Tuesday, September 9, 2008

The original 'Bessie'

There's always an endless quest to find shorter ways to express common phrases, but when I first heard someone refer to Besant Nagar as 'Bessie', it seemed to be completely out of place even as a youthful abbreviation. Maybe it was too close to 'Nessie' and Besant Nagar cannot be - should not be - accused of triggering off images of monsters or mysteries. While I never got around to using 'Bessie', the phrase was quite popular at one time (do they call Besant Nagar that these days?). Also, knowing that the Besant referred to was Annie Besant, it somehow seemed rather disrepectful to her.

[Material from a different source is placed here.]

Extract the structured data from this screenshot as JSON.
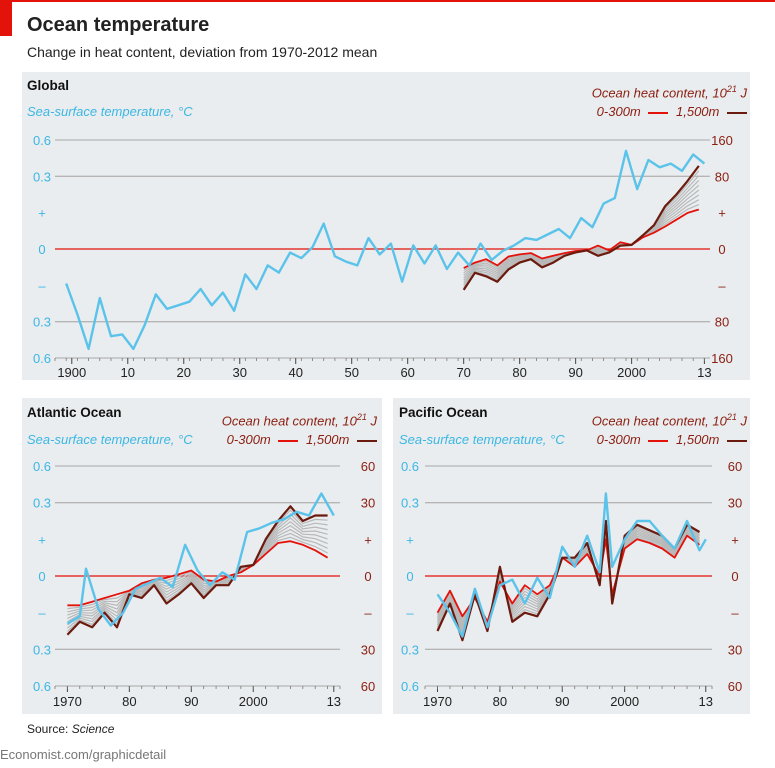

She certainly had done a lot to be entitled to respect. Okay, she continued to use her married name even after separating from her clergyman husband, but that's a minor point; divorce just didn't happen in late 19th century England. She believed in her causes, be they women's rights, workers' rights, state sponsored faith and several others that she adopted as her own. One such cause was that of the Indian National Congress which, in its early years, had no thoughts about seeking independence from the British. Annie Besant who was always a supporter of Irish self-rule, started a similar movement in India, the Home Rule League. In some ways, it was her activities that first prodded the British into making statements about self-government for India.

This month marks the seventy-fifth anniversary of her death. The majority of her time in India was spent in Adyar, where the headquarters of the Theosophical Society is located and that was where she died. This statue, though, is on the Marina - even if it isn't being cleaned regularly, the garden around it gives it an aura that other statues nearby lack!